Ross Paterson: Finally! Right? A little breakthrough. That's a mindset breakthrough. right? It's a mindset breakthrough. They don't understand marketing and sales. They don't really see them as business processes. right? They think, 'There's this Thing.. Can't I just outsource that?' and and it's dangerous. right? you want to lose a bunch of money, outsource your marketing to a digital marketing agency who doesn't understand your business at all, because they'll spend all that money and you'll get zero ROI.

And so, at some point, if you want to be a business owner of a higher level business, you've got to master marketing and sales to some extent. right? So that's one Eureka-moment. The other Eureka-moment is when they hire that SBX and we help them put them in place, they go, 'You know what? I wish I had done that sooner.' Almost every time - 'I should have done that sooner.' And the last one is like you guys have experienced, when you put Leadership Team in place and you hire a strong COO like Hillary on your team, all of a sudden, you have all this time to work [00:24:00] on your business and get things to the next level, and it's amazing.

Kevin Schneider: I like d your Eurekan-moment number one.
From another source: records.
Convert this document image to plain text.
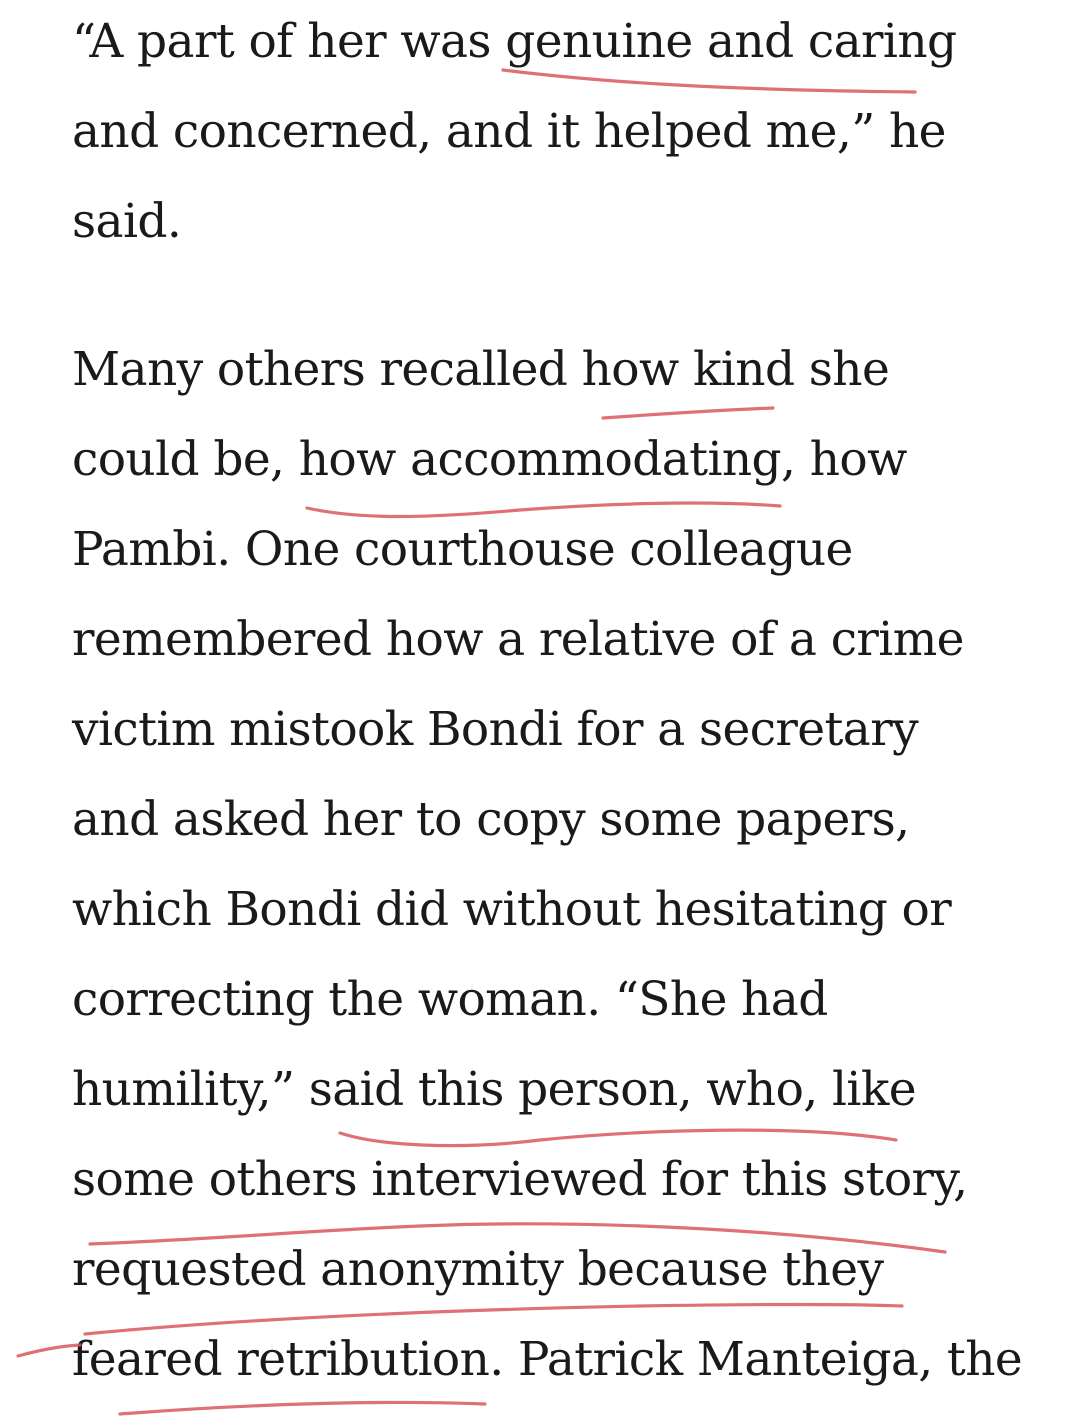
“A part of her was genuine and caring
and concerned, and it helped me,” he
said.
Many others recalled how kind she
could be, how accommodating, how
Pambi. One courthouse colleague
remembered how a relative of a crime
victim mistook Bondi for a secretary
and asked her to copy some papers,
which Bondi did without hesitating or
correcting the woman. “She had
humility,” said this person, who, like
some others interviewed for this story,
requested anonymity because they
feared retribution. Patrick Manteiga, the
It really relates to me just because I got stuck in that. You get to understand as a CPA.. I always felt the biggest value I could bring is my knowledge to the tax code, because typically, the push and pull in our industry is the more experience you have, the more you're going to know about taxes, you're going to be the best in the room because that's what you're good at in your firm.

You're going to have the 20 years, and everyone below you has 10 to 12, or maybe more, so you always feel- I need to be in every engagement. I need to be involved because I can help my clients more efficiently. I can maybe come up with a different strategy, but what we've really learned is, like you mentioned in Eureka one, the best I can do is bring clients into the business.

I have now trained, and we're currently training, always training, the people, the management team, and the staff to eventually replace me. They don't need me [00:25:00] hanging around reviewing every tax return that goes out the door, nor is that scalable. So that was my biggest Eureka-moment - all this experience I've had and developed is great and I can use that as part of my business development, but at the end of the day, I don't need to be putting pen to paper inside this tax return.

Ross Paterson: Yeah, and I think that's a big paradigm shift too. We talk about, a lot of times, there's this old toolbox of skills that got us to this point, and that old toolbox, it's very comfortable, we know those tools better than anybody on our team, but the real breakthrough for the business owner that wants that $10- 20- 30 million business, is this whole new toolbox set of leading through leaders, of mastering marketing sales, of building a better business plan. We set the expectation almost immediately - one of my teammates will go on a sales call with me,

and if you just set that expectation, 'Hey, Tosha's really the expert here. She's going to be the one that engages with you from this point.' And so, I might have started the relationship, but we make this clean handoff [00:26:00] right from the beginning to an expert, and we set that expectation up front, like- if you really want a quick answer (you can call me; I'm always available), but the fastest way to get something on the calendar with XM Performance is to call Lisa Valle.